According to the principle of Le Chatelier, an increase of temperature will cause the equilibrium to move in the direction in which the effect of the temperature rise may be minimized. For this to happen the equilibrium moves in a direction in which heat is absorbed. In the case of an exothermic reaction, equilibrium moves to the reactant side as in this direction the reaction is endothermic. In the case of an endothermic reaction, equilibrium moves to the product side as the added heat can be used up if more products are formed. Conversely, a decrease of temperature will shift an exothermic equilibrium to the right and an endothermic equilibrium to the left.

These conclusions are illustrated below:

The synthesis of ammonia by the Haber-Bosch process is exothermic

N2 (g) + 3H2 (g) ↔ 2NH3 (g)        ∆H = – 92 kJ

As heat is evolved in this reaction an increase of temperature will cause the equilibrium to shift to the left, i.e., the yield of ammonia will he decreased on increasing the temperature. Conversely, if the temperature is decreased more of the product will be formed and the equilibrium shifts to the right.

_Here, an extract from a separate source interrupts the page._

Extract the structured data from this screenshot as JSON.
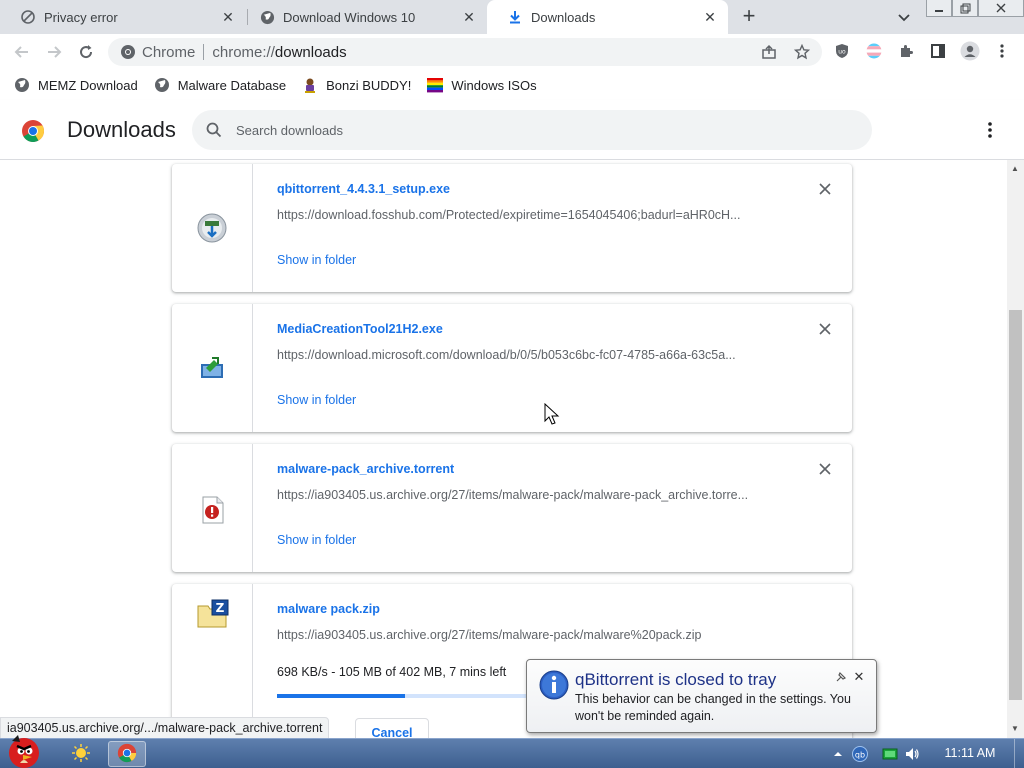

If a reaction is endodermic, as in the production of nitric oxide by the Birklende and Eide process;

N2 (g) + O2 (g) ↔ 2 NO (g)     ∆H = + 180.0 kJ

an increase in temperature (addition of heat) increases the amount of the product while cooling (removal of heat)  decreases the amount of product, i.e., shifts the equilibrium towards the left.

The change of equilibrium constant with temperature may be expressed quantitatively in the form of the equation;

log KP = ∆H / 2.303 RT + Constant

Fig: plot of log Kp vs 1/T (endothermic reaction)

where ∆H is the enthalpy change of the reaction. If ∆His constant, a plot of log Kp vs 1/T gives a straight line whose slope is (∆H / 2.303 R). A schematic representative plot is given in the figure. If ∆H is positive the slope is negative, while if ∆H is negative the slope is positive.

Hence for an exothermic reaction, KP decreases with the increase of temperature, while for an endothermic reaction it increases with a rise in temperature. This is in agreement with Le Chatelier principle.